Still, in compiling all this information, there’s a risk that the Post provides a hostile foreign power looking to infiltrate the U.S. security apparatus now has an online yellow pages for sending out his resume. Ironically, the very nature of the phenomenon Priest and Arkin document might be enough to foil an infiltrator. Security agencies and their companies produce more information than anyone can consume, adding uncertain value to the amount of information already public. And the spigot — contained in congressional budgets that are either politically sacrosanct or entirely secret — doesn’t seem to be able to close. One impressed observer notes to the paper about a useless intel program scheduled for closure, ”Like a zombie, it keeps on living.”

That rise in what might be called the counterterrorism-industrial complex is a story we’ve covered since this blog set up shop in 2007, as have many of our friends, because privatized intelligence is one of the major security developments of the last decade-plus. It’s also been enshrouded by near-baroque secrecy. The intelligence community would not even disclose just how many contractors it employs, for instance, until the Post did so.

That secrecy has concealed — barely — how inextricable the contractors are from the intelligence community. Take Bill Black, who ended his nearly-40 year career with the National Security Agency in 1997, when he became a vice president of intel contractor SAIC. That lasted for barely two years before Black returned as the agency’s deputy director — with some ideas about what company could revamp NSA’s software. Long story short: several years and a billion dollars later, the only thing the program yielded was an indictment of a whistleblower accused of leaking it to reporter Siobhan Gorman.

That’s been par for the course after the post-9/11 cash-in. Similar to their military counterparts, intelligence companies (sometimes they’re the same companies) often “bid back” the nation’s spies, enticing veteran intel professionals to the contracting sector with greater salaries — raising the overall price of the U.S. security infrastructure when the spy agencies basically contract out for their old workforce. Want data-mining, or to build a logic layer for your surveillance architecture? Contractors are often able to take a piece of the job with less red tape getting in the way.

Except that the information produced in Top Secret America has questionable ability to thwart, capture or kill terrorists.

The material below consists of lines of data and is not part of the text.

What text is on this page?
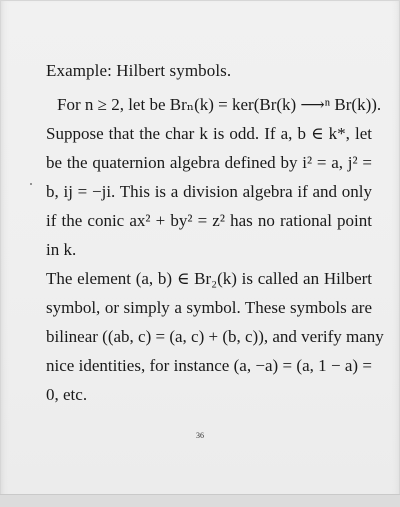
Example: Hilbert symbols.
For n ≥ 2, let be Brₙ(k) = ker(Br(k) ⟶ⁿ Br(k)).
Suppose that the char k is odd. If a, b ∈ k*, let
be the quaternion algebra defined by i² = a, j² =
b, ij = −ji. This is a division algebra if and only
if the conic ax² + by² = z² has no rational point
in k.
The element (a, b) ∈ Br₂(k) is called an Hilbert
symbol, or simply a symbol. These symbols are
bilinear ((ab, c) = (a, c) + (b, c)), and verify many
nice identities, for instance (a, −a) = (a, 1 − a) =
0, etc.
36
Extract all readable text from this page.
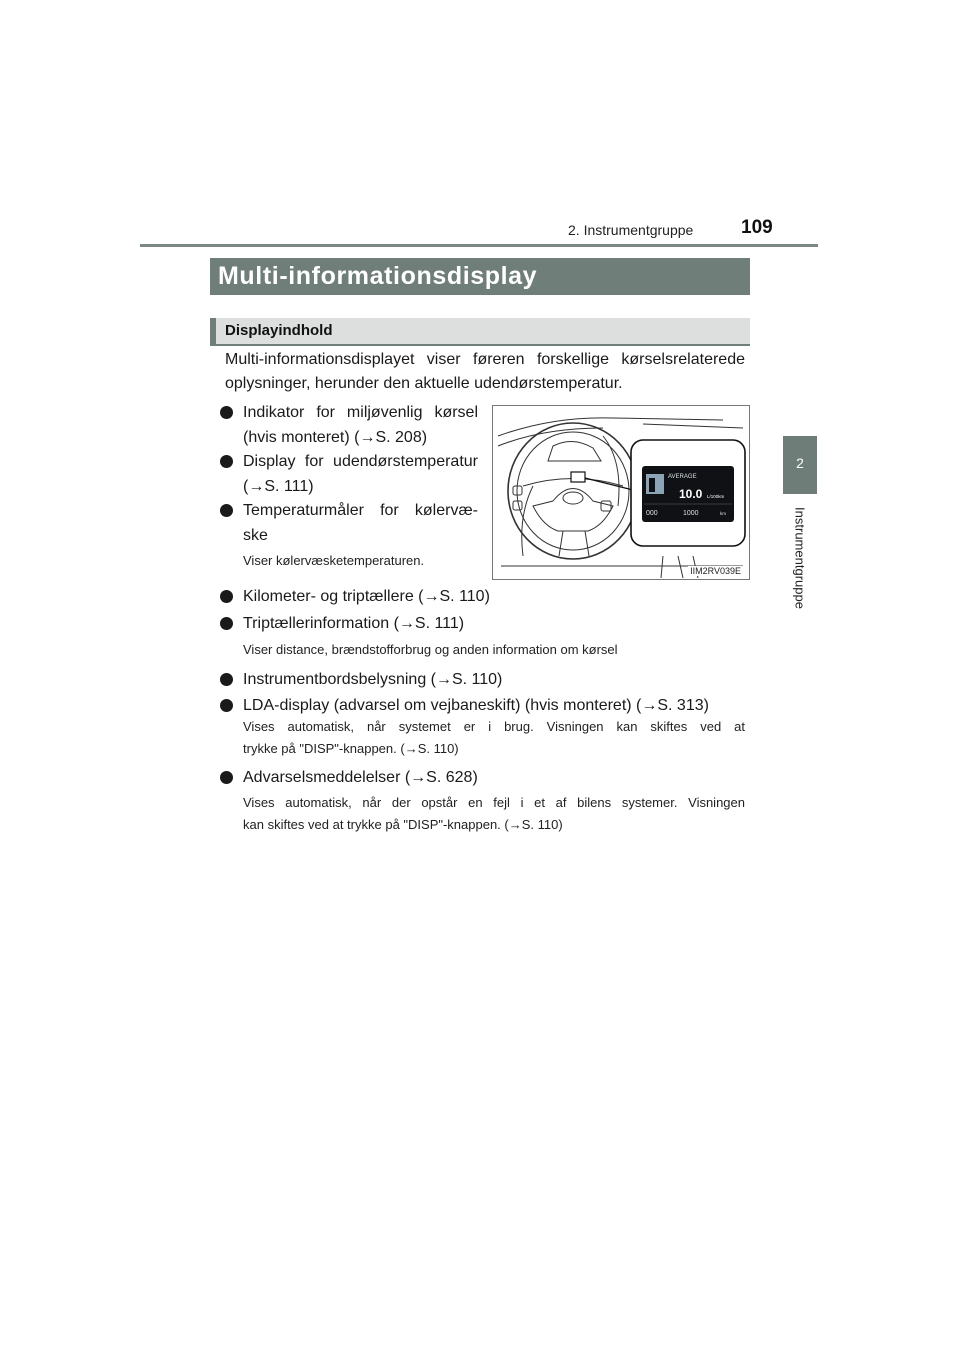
2. Instrumentgruppe	109
2
Instrumentgruppe
Multi-informationsdisplay
Displayindhold
Multi-informationsdisplayet viser føreren forskellige kørselsrelaterede oplysninger, herunder den aktuelle udendørstemperatur.
Indikator for miljøvenlig kørsel
(hvis monteret) (→S. 208)
Display for udendørstemperatur
(→S. 111)
Temperaturmåler for kølervæ-
ske
Viser kølervæsketemperaturen.
Kilometer- og triptællere (→S. 110)
Triptællerinformation (→S. 111)
Viser distance, brændstofforbrug og anden information om kørsel
Instrumentbordsbelysning (→S. 110)
LDA-display (advarsel om vejbaneskift) (hvis monteret) (→S. 313)
Vises automatisk, når systemet er i brug. Visningen kan skiftes ved at
trykke på "DISP"-knappen. (→S. 110)
Advarselsmeddelelser (→S. 628)
Vises automatisk, når der opstår en fejl i et af bilens systemer. Visningen
kan skiftes ved at trykke på "DISP"-knappen. (→S. 110)
AVERAGE
10.0 L/100km
000	1000	km
IIM2RV039E
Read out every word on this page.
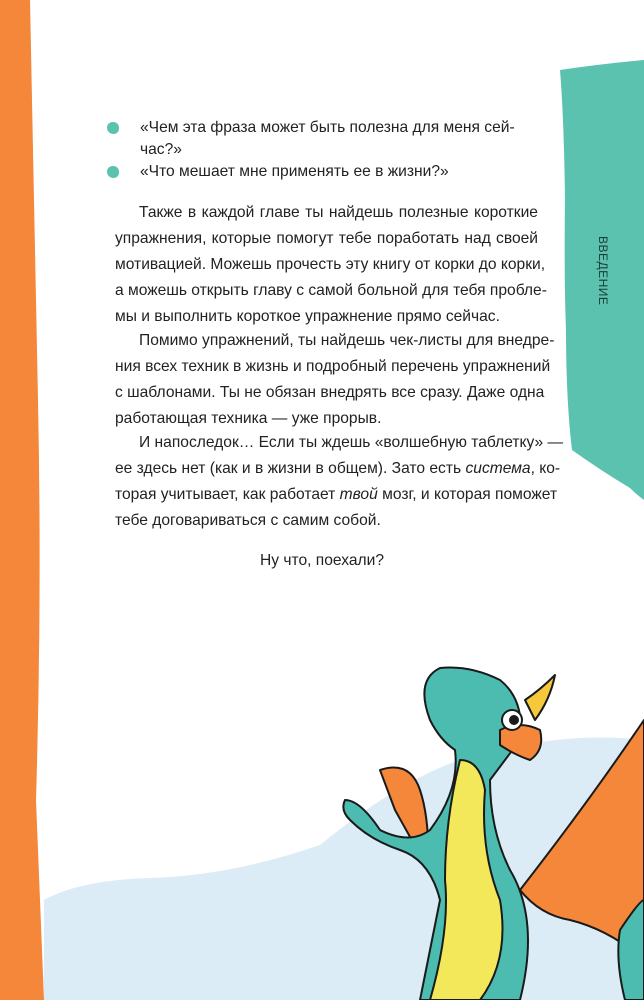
ВВЕДЕНИЕ
«Чем эта фраза может быть полезна для меня сей-
час?»
«Что мешает мне применять ее в жизни?»
Также в каждой главе ты найдешь полезные короткие
упражнения, которые помогут тебе поработать над своей
мотивацией. Можешь прочесть эту книгу от корки до корки,
а можешь открыть главу с самой больной для тебя пробле-
мы и выполнить короткое упражнение прямо сейчас.
Помимо упражнений, ты найдешь чек-листы для внедре-
ния всех техник в жизнь и подробный перечень упражнений
с шаблонами. Ты не обязан внедрять все сразу. Даже одна
работающая техника — уже прорыв.
И напоследок… Если ты ждешь «волшебную таблетку» —
ее здесь нет (как и в жизни в общем). Зато есть система, ко-
торая учитывает, как работает твой мозг, и которая поможет
тебе договариваться с самим собой.
Ну что, поехали?
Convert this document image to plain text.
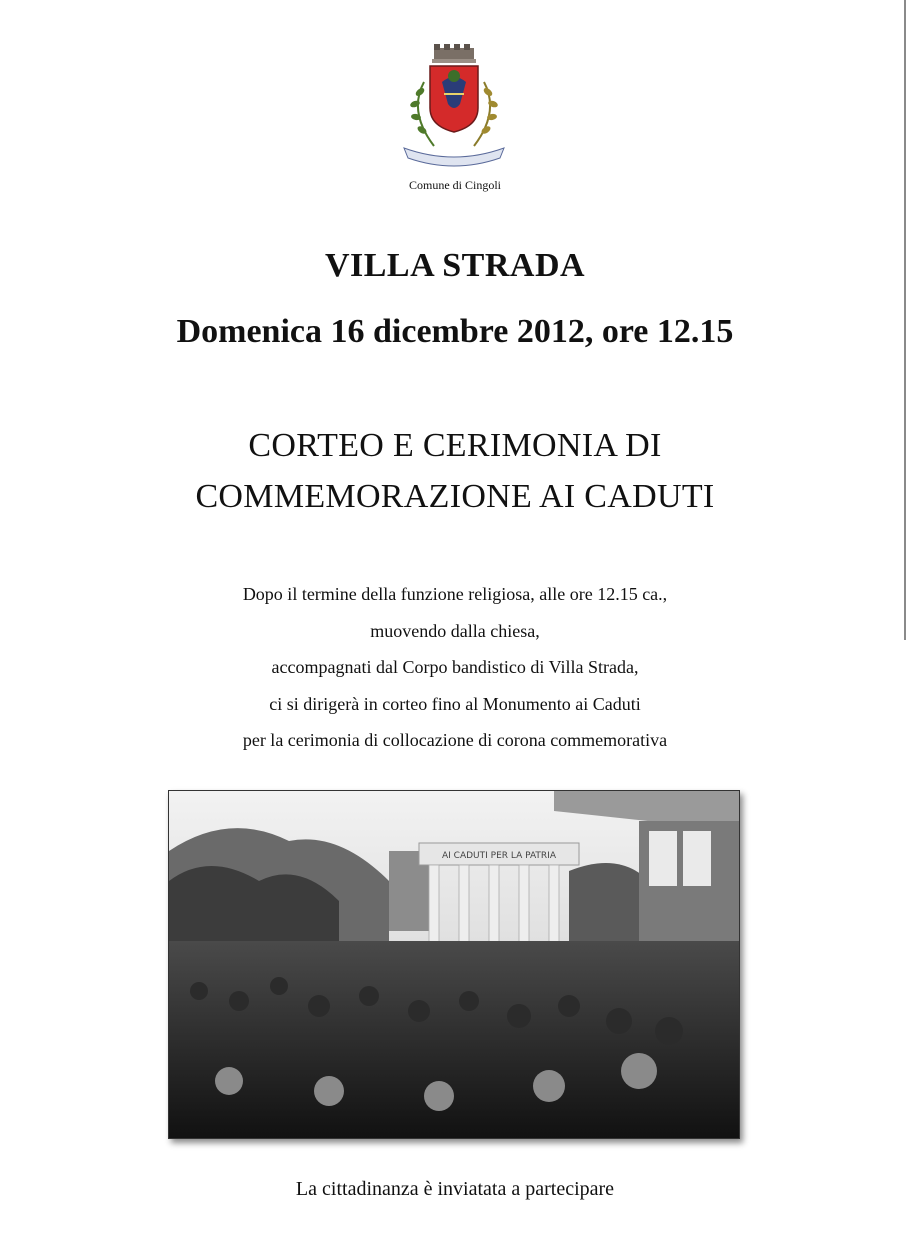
Comune di Cingoli
VILLA STRADA
Domenica 16 dicembre 2012, ore 12.15
CORTEO E CERIMONIA DI
COMMEMORAZIONE AI CADUTI
Dopo il termine della funzione religiosa, alle ore 12.15 ca.,
muovendo dalla chiesa,
accompagnati dal Corpo bandistico di Villa Strada,
ci si dirigerà in corteo fino al Monumento ai Caduti
per la cerimonia di collocazione di corona commemorativa
AI CADUTI PER LA PATRIA
La cittadinanza è inviatata a partecipare
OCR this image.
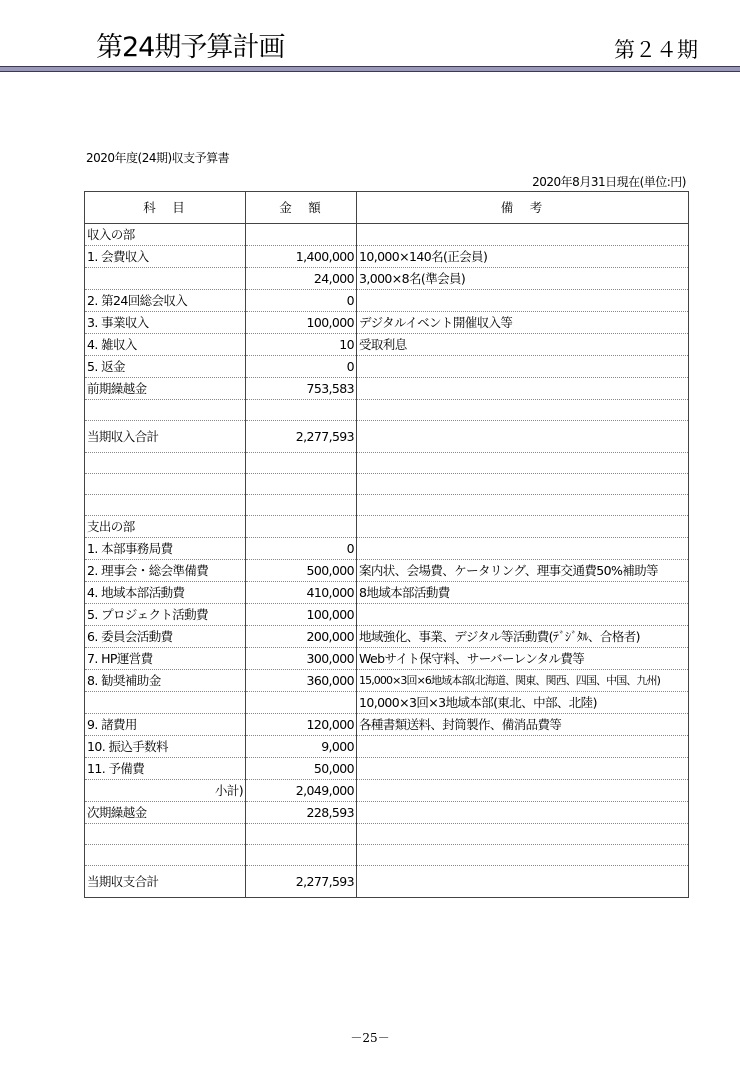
第24期予算計画	第２４期
2020年度(24期)収支予算書
2020年8月31日現在(単位:円)
科　目	金　額	備　考
収入の部		
1. 会費収入	1,400,000	10,000×140名(正会員)
	24,000	3,000×8名(準会員)
2. 第24回総会収入	0	
3. 事業収入	100,000	デジタルイベント開催収入等
4. 雑収入	10	受取利息
5. 返金	0	
前期繰越金	753,583	

当期収入合計	2,277,593	

支出の部		
1. 本部事務局費	0	
2. 理事会・総会準備費	500,000	案内状、会場費、ケータリング、理事交通費50%補助等
4. 地域本部活動費	410,000	8地域本部活動費
5. プロジェクト活動費	100,000	
6. 委員会活動費	200,000	地域強化、事業、デジタル等活動費(ﾃﾞｼﾞﾀﾙ、合格者)
7. HP運営費	300,000	Webサイト保守料、サーバーレンタル費等
8. 勧奨補助金	360,000	15,000×3回×6地域本部(北海道、関東、関西、四国、中国、九州)
		10,000×3回×3地域本部(東北、中部、北陸)
9. 諸費用	120,000	各種書類送料、封筒製作、備消品費等
10. 振込手数料	9,000	
11. 予備費	50,000	
小計)	2,049,000	
次期繰越金	228,593	

当期収支合計	2,277,593	
－25－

Umar Farouk Abdulmutallab made his way onto Northwest Airlines Flight 253, and only alert passengers prevented him from detonating a bomb in his underwear. In fairness, the law enforcement and intelligence communities have racked up notable successes in recent years, like arresting Najibullah Zazi before, an indictment alleges, he could place suicide bombers in the New York City subway. And the fact remains that the closest thing the nation has experienced to a second 9/11 came from a deranged Army major who shot up Fort Hood in November, a horrific act that killed over a dozen people, not thousands.

Still, this is a critique that resonates:

When Maj. Gen. John M. Custer was the director of intelligence at U.S. Central Command, he grew angry at how little helpful information came out of the NCTC. In 2007, he visited its director at the time, retired Vice Adm. John Scott Redd, to tell him so. “I told him that after 41/2 years, this organization had never produced one shred of information that helped me prosecute three wars!” he said loudly, leaning over the table during an interview.